Research Group “Spatial References”

The Spatial References Research Group addresses two key themes of relevance to the URPP language and space.  The first of these themes is methodological, and concerned with the development of methods to extract spatial information from text. Central to this theme is automatic named entity recognition, that is to say the identification and spatial grounding of references to specific locations in language. In particular, we are interested in the analysis of texts that are rich in spatial information and provide fine-grained toponym information. The Text+Berg corpus is an example of such a text where mountaineering reports specify fine details of positional and directional information and give descriptions of the relevant landmarks. Our research focuses on methods for automatic recognition and analysis of different types of toponyms (natural entities: e.g. mountains, glaciers, lakes; and man-made entities: e.g. cabins, dams, towers). The analysis consists of recognition, classification, building co-reference chains and grounding. It also includes disambiguation of geo/non-geo ambiguities (e.g. Mönch as mountain name or as monk) and geo/geo ambiguities (e.g. there are more than a dozen mountains in Switzerland called Schwarzhorn). Ongoing work in both geography and computational linguistics will be harnessed to develop a set of tools capable of processing and visualizing results over time. Recent approaches to this problem focus on the use of machine learning and investigating statistical and hybrid perspectives. To date, these have concentrated on corpora for which annotations are already available, typically in the form of Wikipedia, Twitter and so on where georeferenced metadata associated with unstructured texts are already available. However, we argue that there is a pressing need to develop methods on more representative corpora, written in more traditional ways. We therefore propose in this group to build manually annotated corpora for training and evaluation of such systems, focused specifically on texts rich in spatial information such as the Text+Berg corpus.

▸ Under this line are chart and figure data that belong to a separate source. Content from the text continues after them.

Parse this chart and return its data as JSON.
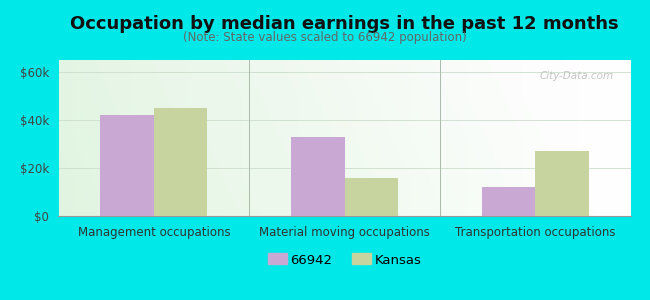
{
  "title": "Occupation by median earnings in the past 12 months",
  "subtitle": "(Note: State values scaled to 66942 population)",
  "categories": [
    "Management occupations",
    "Material moving occupations",
    "Transportation occupations"
  ],
  "series": {
    "66942": [
      42000,
      33000,
      12000
    ],
    "Kansas": [
      45000,
      16000,
      27000
    ]
  },
  "bar_colors": {
    "66942": "#c9a8d4",
    "Kansas": "#c8d4a0"
  },
  "ylim": [
    0,
    65000
  ],
  "yticks": [
    0,
    20000,
    40000,
    60000
  ],
  "ytick_labels": [
    "$0",
    "$20k",
    "$40k",
    "$60k"
  ],
  "background_color": "#00e8e8",
  "bar_width": 0.28,
  "title_fontsize": 13,
  "subtitle_fontsize": 8.5,
  "legend_labels": [
    "66942",
    "Kansas"
  ],
  "watermark": "City-Data.com"
}
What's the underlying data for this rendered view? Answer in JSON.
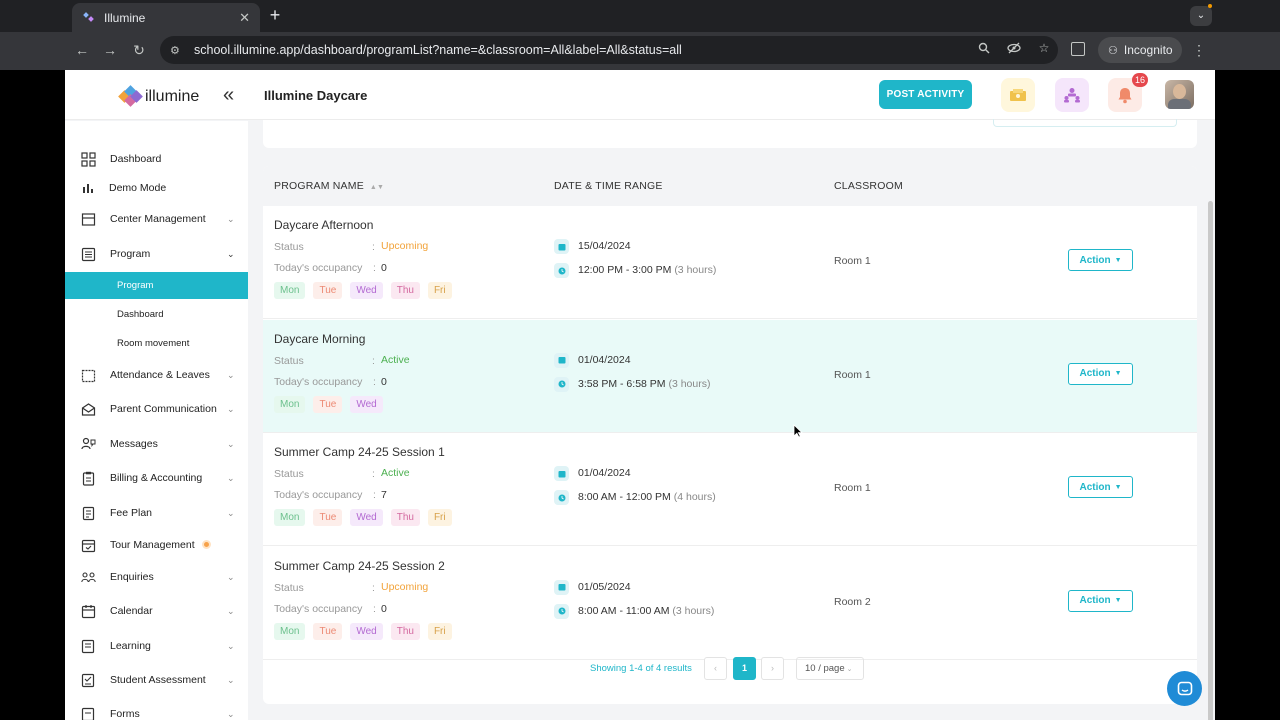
{
  "browser": {
    "tab_title": "Illumine",
    "tab_close": "✕",
    "new_tab": "+",
    "url": "school.illumine.app/dashboard/programList?name=&classroom=All&label=All&status=all",
    "incognito_label": "Incognito"
  },
  "header": {
    "logo_text": "illumine",
    "school_name": "Illumine Daycare",
    "post_activity_label": "POST ACTIVITY",
    "notification_count": "16"
  },
  "sidebar": {
    "items": [
      {
        "label": "Dashboard",
        "icon": "grid-icon"
      },
      {
        "label": "Demo Mode",
        "icon": "bar-chart-icon"
      },
      {
        "label": "Center Management",
        "icon": "building-icon"
      },
      {
        "label": "Program",
        "icon": "list-icon"
      },
      {
        "label": "Attendance & Leaves",
        "icon": "calendar-check-icon"
      },
      {
        "label": "Parent Communication",
        "icon": "envelope-icon"
      },
      {
        "label": "Messages",
        "icon": "chat-icon"
      },
      {
        "label": "Billing & Accounting",
        "icon": "clipboard-icon"
      },
      {
        "label": "Fee Plan",
        "icon": "document-icon"
      },
      {
        "label": "Tour Management",
        "icon": "calendar-icon"
      },
      {
        "label": "Enquiries",
        "icon": "users-icon"
      },
      {
        "label": "Calendar",
        "icon": "calendar-icon"
      },
      {
        "label": "Learning",
        "icon": "book-icon"
      },
      {
        "label": "Student Assessment",
        "icon": "assessment-icon"
      },
      {
        "label": "Forms",
        "icon": "form-icon"
      }
    ],
    "program_sub": [
      "Program",
      "Dashboard",
      "Room movement"
    ]
  },
  "table": {
    "headers": {
      "program_name": "PROGRAM NAME",
      "date_time": "DATE & TIME RANGE",
      "classroom": "CLASSROOM"
    },
    "status_label": "Status",
    "occupancy_label": "Today's occupancy",
    "colon": ":",
    "action_label": "Action",
    "rows": [
      {
        "name": "Daycare Afternoon",
        "status": "Upcoming",
        "occupancy": "0",
        "days": [
          "Mon",
          "Tue",
          "Wed",
          "Thu",
          "Fri"
        ],
        "date": "15/04/2024",
        "time": "12:00 PM - 3:00 PM",
        "duration": "(3 hours)",
        "room": "Room 1"
      },
      {
        "name": "Daycare Morning",
        "status": "Active",
        "occupancy": "0",
        "days": [
          "Mon",
          "Tue",
          "Wed"
        ],
        "date": "01/04/2024",
        "time": "3:58 PM - 6:58 PM",
        "duration": "(3 hours)",
        "room": "Room 1"
      },
      {
        "name": "Summer Camp 24-25 Session 1",
        "status": "Active",
        "occupancy": "7",
        "days": [
          "Mon",
          "Tue",
          "Wed",
          "Thu",
          "Fri"
        ],
        "date": "01/04/2024",
        "time": "8:00 AM - 12:00 PM",
        "duration": "(4 hours)",
        "room": "Room 1"
      },
      {
        "name": "Summer Camp 24-25 Session 2",
        "status": "Upcoming",
        "occupancy": "0",
        "days": [
          "Mon",
          "Tue",
          "Wed",
          "Thu",
          "Fri"
        ],
        "date": "01/05/2024",
        "time": "8:00 AM - 11:00 AM",
        "duration": "(3 hours)",
        "room": "Room 2"
      }
    ]
  },
  "pagination": {
    "summary": "Showing 1-4 of 4 results",
    "current_page": "1",
    "page_size": "10 / page"
  },
  "colors": {
    "accent": "#1fb6c9",
    "upcoming": "#f2a33a",
    "active": "#4cb050",
    "highlight_row": "#e9faf8"
  }
}
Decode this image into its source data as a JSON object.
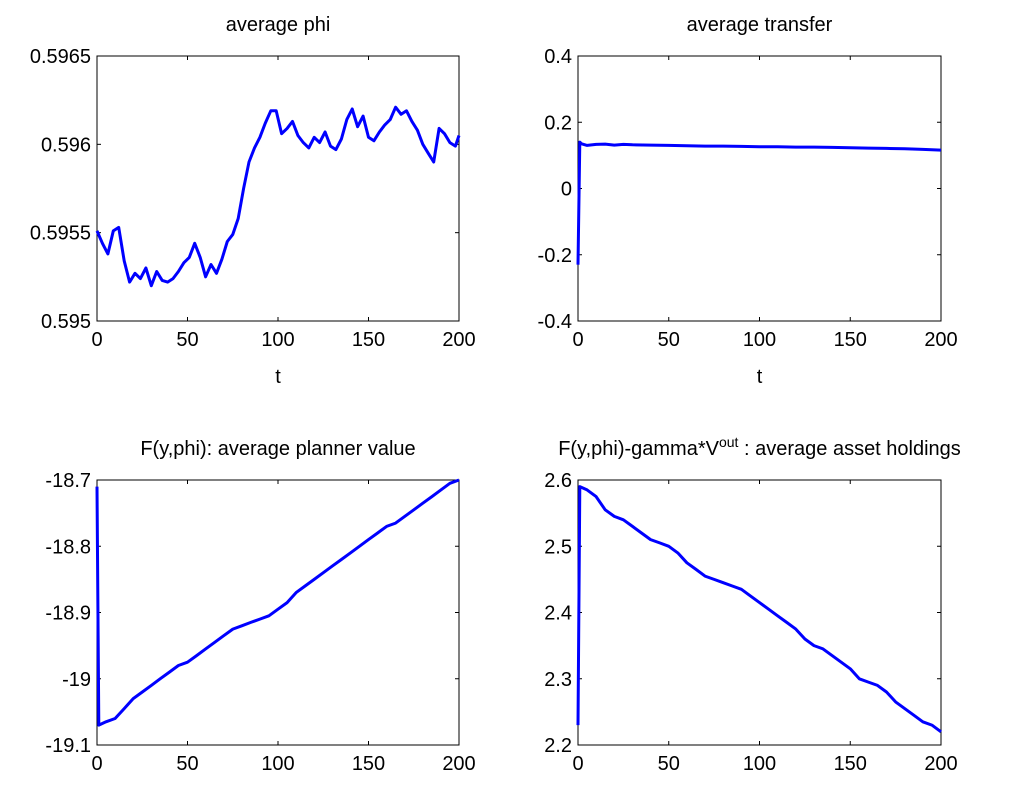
{
  "chart_data": [
    {
      "type": "line",
      "title": "average phi",
      "xlabel": "t",
      "ylabel": "",
      "xlim": [
        0,
        200
      ],
      "ylim": [
        0.595,
        0.5965
      ],
      "xticks": [
        "0",
        "50",
        "100",
        "150",
        "200"
      ],
      "yticks": [
        "0.595",
        "0.5955",
        "0.596",
        "0.5965"
      ],
      "color": "#0000ff",
      "grid": false,
      "series": [
        {
          "x": [
            0,
            3,
            6,
            9,
            12,
            15,
            18,
            21,
            24,
            27,
            30,
            33,
            36,
            39,
            42,
            45,
            48,
            51,
            54,
            57,
            60,
            63,
            66,
            69,
            72,
            75,
            78,
            81,
            84,
            87,
            90,
            93,
            96,
            99,
            102,
            105,
            108,
            111,
            114,
            117,
            120,
            123,
            126,
            129,
            132,
            135,
            138,
            141,
            144,
            147,
            150,
            153,
            156,
            159,
            162,
            165,
            168,
            171,
            174,
            177,
            180,
            183,
            186,
            189,
            192,
            195,
            198,
            200
          ],
          "y": [
            0.59551,
            0.59544,
            0.59538,
            0.59551,
            0.59553,
            0.59534,
            0.59522,
            0.59527,
            0.59524,
            0.5953,
            0.5952,
            0.59528,
            0.59523,
            0.59522,
            0.59524,
            0.59528,
            0.59533,
            0.59536,
            0.59544,
            0.59536,
            0.59525,
            0.59532,
            0.59527,
            0.59535,
            0.59545,
            0.59549,
            0.59558,
            0.59575,
            0.5959,
            0.59598,
            0.59604,
            0.59612,
            0.59619,
            0.59619,
            0.59606,
            0.59609,
            0.59613,
            0.59605,
            0.59601,
            0.59598,
            0.59604,
            0.59601,
            0.59607,
            0.59599,
            0.59597,
            0.59603,
            0.59614,
            0.5962,
            0.5961,
            0.59616,
            0.59604,
            0.59602,
            0.59607,
            0.59611,
            0.59614,
            0.59621,
            0.59617,
            0.59619,
            0.59613,
            0.59608,
            0.596,
            0.59595,
            0.5959,
            0.59609,
            0.59606,
            0.59601,
            0.59599,
            0.59605
          ]
        }
      ]
    },
    {
      "type": "line",
      "title": "average transfer",
      "xlabel": "t",
      "ylabel": "",
      "xlim": [
        0,
        200
      ],
      "ylim": [
        -0.4,
        0.4
      ],
      "xticks": [
        "0",
        "50",
        "100",
        "150",
        "200"
      ],
      "yticks": [
        "-0.4",
        "-0.2",
        "0",
        "0.2",
        "0.4"
      ],
      "color": "#0000ff",
      "grid": false,
      "series": [
        {
          "x": [
            0,
            1,
            2,
            5,
            10,
            15,
            20,
            25,
            30,
            40,
            50,
            60,
            70,
            80,
            90,
            100,
            110,
            120,
            130,
            140,
            150,
            160,
            170,
            180,
            190,
            195,
            200
          ],
          "y": [
            -0.23,
            0.14,
            0.135,
            0.13,
            0.133,
            0.134,
            0.131,
            0.133,
            0.132,
            0.131,
            0.13,
            0.129,
            0.128,
            0.128,
            0.127,
            0.126,
            0.126,
            0.125,
            0.125,
            0.124,
            0.123,
            0.122,
            0.121,
            0.12,
            0.118,
            0.117,
            0.116
          ]
        }
      ]
    },
    {
      "type": "line",
      "title": "F(y,phi): average planner value",
      "xlabel": "t",
      "ylabel": "",
      "xlim": [
        0,
        200
      ],
      "ylim": [
        -19.1,
        -18.7
      ],
      "xticks": [
        "0",
        "50",
        "100",
        "150",
        "200"
      ],
      "yticks": [
        "-19.1",
        "-19",
        "-18.9",
        "-18.8",
        "-18.7"
      ],
      "color": "#0000ff",
      "grid": false,
      "series": [
        {
          "x": [
            0,
            1,
            5,
            10,
            15,
            20,
            25,
            30,
            35,
            40,
            45,
            50,
            55,
            60,
            65,
            70,
            75,
            80,
            85,
            90,
            95,
            100,
            105,
            110,
            115,
            120,
            125,
            130,
            135,
            140,
            145,
            150,
            155,
            160,
            165,
            170,
            175,
            180,
            185,
            190,
            195,
            200
          ],
          "y": [
            -18.71,
            -19.07,
            -19.065,
            -19.06,
            -19.045,
            -19.03,
            -19.02,
            -19.01,
            -19.0,
            -18.99,
            -18.98,
            -18.975,
            -18.965,
            -18.955,
            -18.945,
            -18.935,
            -18.925,
            -18.92,
            -18.915,
            -18.91,
            -18.905,
            -18.895,
            -18.885,
            -18.87,
            -18.86,
            -18.85,
            -18.84,
            -18.83,
            -18.82,
            -18.81,
            -18.8,
            -18.79,
            -18.78,
            -18.77,
            -18.765,
            -18.755,
            -18.745,
            -18.735,
            -18.725,
            -18.715,
            -18.705,
            -18.7
          ]
        }
      ]
    },
    {
      "type": "line",
      "title": "F(y,phi)-gamma*V",
      "title_superscript": "out",
      "title_suffix": " : average asset holdings",
      "xlabel": "t",
      "ylabel": "",
      "xlim": [
        0,
        200
      ],
      "ylim": [
        2.2,
        2.6
      ],
      "xticks": [
        "0",
        "50",
        "100",
        "150",
        "200"
      ],
      "yticks": [
        "2.2",
        "2.3",
        "2.4",
        "2.5",
        "2.6"
      ],
      "color": "#0000ff",
      "grid": false,
      "series": [
        {
          "x": [
            0,
            1,
            5,
            10,
            15,
            20,
            25,
            30,
            35,
            40,
            45,
            50,
            55,
            60,
            65,
            70,
            75,
            80,
            85,
            90,
            95,
            100,
            105,
            110,
            115,
            120,
            125,
            130,
            135,
            140,
            145,
            150,
            155,
            160,
            165,
            170,
            175,
            180,
            185,
            190,
            195,
            200
          ],
          "y": [
            2.23,
            2.59,
            2.585,
            2.575,
            2.555,
            2.545,
            2.54,
            2.53,
            2.52,
            2.51,
            2.505,
            2.5,
            2.49,
            2.475,
            2.465,
            2.455,
            2.45,
            2.445,
            2.44,
            2.435,
            2.425,
            2.415,
            2.405,
            2.395,
            2.385,
            2.375,
            2.36,
            2.35,
            2.345,
            2.335,
            2.325,
            2.315,
            2.3,
            2.295,
            2.29,
            2.28,
            2.265,
            2.255,
            2.245,
            2.235,
            2.23,
            2.22
          ]
        }
      ]
    }
  ]
}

The second theme relates to using spatially-rich texts as ways of understanding culture. Ekaterina Egorova’s PhD thesis is an example of such ongoing work, which we seek to broaden in a collaborative project. By integrating methodological advances such as those described above, we can focus on an object of study (e.g. mountains and cultural understandings thereof or descriptions of space as produced in postcards) and use linguistically informed methods to analyze corpora containing spatially referenced descriptions. Thus, for instance, we will gain insights into the influence of language on human-landscape relations by examining the way landscape is described in oral and written sources and the meanings attached to it. Studying the way we talk about landscape provides valuable clues regarding its meaning and the role of cultural practices, and has direct relevance to decision-making processes.